2Par ailleurs, il faut considérer le fait qu’il n’existe pas simplement la Bible de Jérôme, mais que son auteur a adapté ses différentes parties avec des degrés d’intervention variables. Bien que Jérôme n’ait justement pas réalisé « d’édition complète autorisée » des textes qu’il avait élaborés, cela ne l’empêcha pas de disposer bientôt d’une autorité absolue en ce qui concerne la Bible latine. Cela s’explique par le fait que l’on n’avait plus sous les yeux les différents stades et modalités de son travail, ni ce qui était parfois problématique dans ses décisions ; par ailleurs, l’importance supérieure de la Sainte Écriture pour la vie de l’église rendait nécessaire de disposer d’un fondement immuable dont le grand docteur de l’église semblait apporter la garantie.
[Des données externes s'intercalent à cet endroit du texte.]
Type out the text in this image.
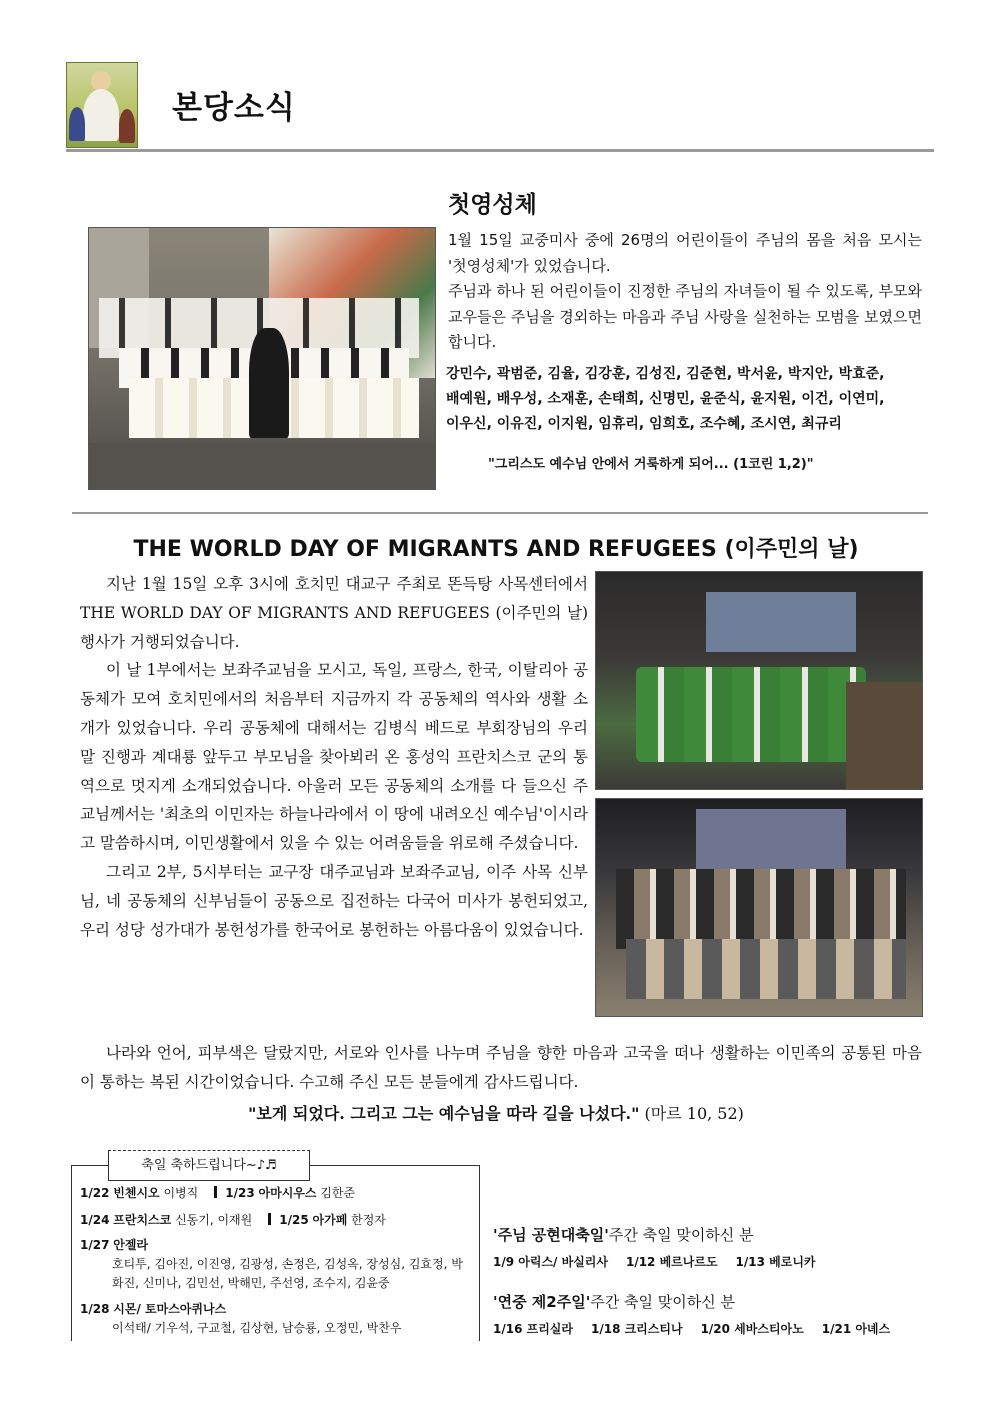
본당소식
첫영성체
1월 15일 교중미사 중에 26명의 어린이들이 주님의 몸을 처음 모시는 '첫영성체'가 있었습니다.
주님과 하나 된 어린이들이 진정한 주님의 자녀들이 될 수 있도록, 부모와 교우들은 주님을 경외하는 마음과 주님 사랑을 실천하는 모범을 보였으면 합니다.
강민수, 곽범준, 김율, 김강훈, 김성진, 김준현, 박서윤, 박지안, 박효준,
배예원, 배우성, 소재훈, 손태희, 신명민, 윤준식, 윤지원, 이건, 이연미,
이우신, 이유진, 이지원, 임휴리, 임희호, 조수혜, 조시연, 최규리
"그리스도 예수님 안에서 거룩하게 되어... (1코린 1,2)"
THE WORLD DAY OF MIGRANTS AND REFUGEES (이주민의 날)

지난 1월 15일 오후 3시에 호치민 대교구 주최로 똔득탕 사목센터에서 THE WORLD DAY OF MIGRANTS AND REFUGEES (이주민의 날) 행사가 거행되었습니다.

이 날 1부에서는 보좌주교님을 모시고, 독일, 프랑스, 한국, 이탈리아 공동체가 모여 호치민에서의 처음부터 지금까지 각 공동체의 역사와 생활 소개가 있었습니다. 우리 공동체에 대해서는 김병식 베드로 부회장님의 우리말 진행과 계대룡 앞두고 부모님을 찾아뵈러 온 홍성익 프란치스코 군의 통역으로 멋지게 소개되었습니다. 아울러 모든 공동체의 소개를 다 들으신 주교님께서는 '최초의 이민자는 하늘나라에서 이 땅에 내려오신 예수님'이시라고 말씀하시며, 이민생활에서 있을 수 있는 어려움들을 위로해 주셨습니다.

그리고 2부, 5시부터는 교구장 대주교님과 보좌주교님, 이주 사목 신부님, 네 공동체의 신부님들이 공동으로 집전하는 다국어 미사가 봉헌되었고, 우리 성당 성가대가 봉헌성가를 한국어로 봉헌하는 아름다움이 있었습니다.

나라와 언어, 피부색은 달랐지만, 서로와 인사를 나누며 주님을 향한 마음과 고국을 떠나 생활하는 이민족의 공통된 마음이 통하는 복된 시간이었습니다. 수고해 주신 모든 분들에게 감사드립니다.

"보게 되었다. 그리고 그는 예수님을 따라 길을 나섰다." (마르 10, 52)
축일 축하드립니다~♪♬
1/22 빈첸시오 이병직 1/23 아마시우스 김한준
1/24 프란치스코 신동기, 이재원 1/25 아가페 한정자
1/27 안젤라
호티투, 김아진, 이진영, 김광성, 손정은, 김성옥, 장성심, 김효정, 박화진, 신미나, 김민선, 박해민, 주선영, 조수지, 김윤중
1/28 시몬/ 토마스아퀴나스
이석태/ 기우석, 구교철, 김상현, 남승룡, 오정민, 박찬우
'주님 공현대축일'주간 축일 맞이하신 분
1/9 아릭스/ 바실리사 1/12 베르나르도 1/13 베로니카
'연중 제2주일'주간 축일 맞이하신 분
1/16 프리실라 1/18 크리스티나 1/20 세바스티아노 1/21 아녜스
Isidore de Séville exprime cela en des termes particulièrement lapidaires : De Hebraeo... in Latinum eloquium tantummodo Hieronymus presbyter sacras scripturas convertit. Cuius editione generaliter omnes ecclesiae usquequaque utuntur pro eo, quod veracior sit in sententiis et clarior in verbis, soit « Le prêtre Jérôme est le seul à avoir traduit les Saintes Écritures de l’hébreu en latin. Sa traduction est utilisée par les églises en tous lieux, en général parce qu’elle est plus fidèle pour ce qui est des pensées et plus claire quant aux paroles ». Cependant, comme cela s’est révélé peu à peu, à de nombreux endroits, étaient en circulation des textes qui mêlaient les versions de Jérôme et de la Vetus Latina, tout en se parant du nom et du prestige du docteur de l’église célébré. La déclaration d’Isidore est sous-tendue par un intérêt d’ordre ecclésiologique et théologique : il s’agissait de pouvoir prouver qu’une unanimité régnait parmi les différentes églises locales quant à la teneur de la Sainte Écriture. Une telle position est favorable à Jérôme, comme ce sera le cas par la suite, tandis que durant sa propre existence elle était encore utilisée contre lui.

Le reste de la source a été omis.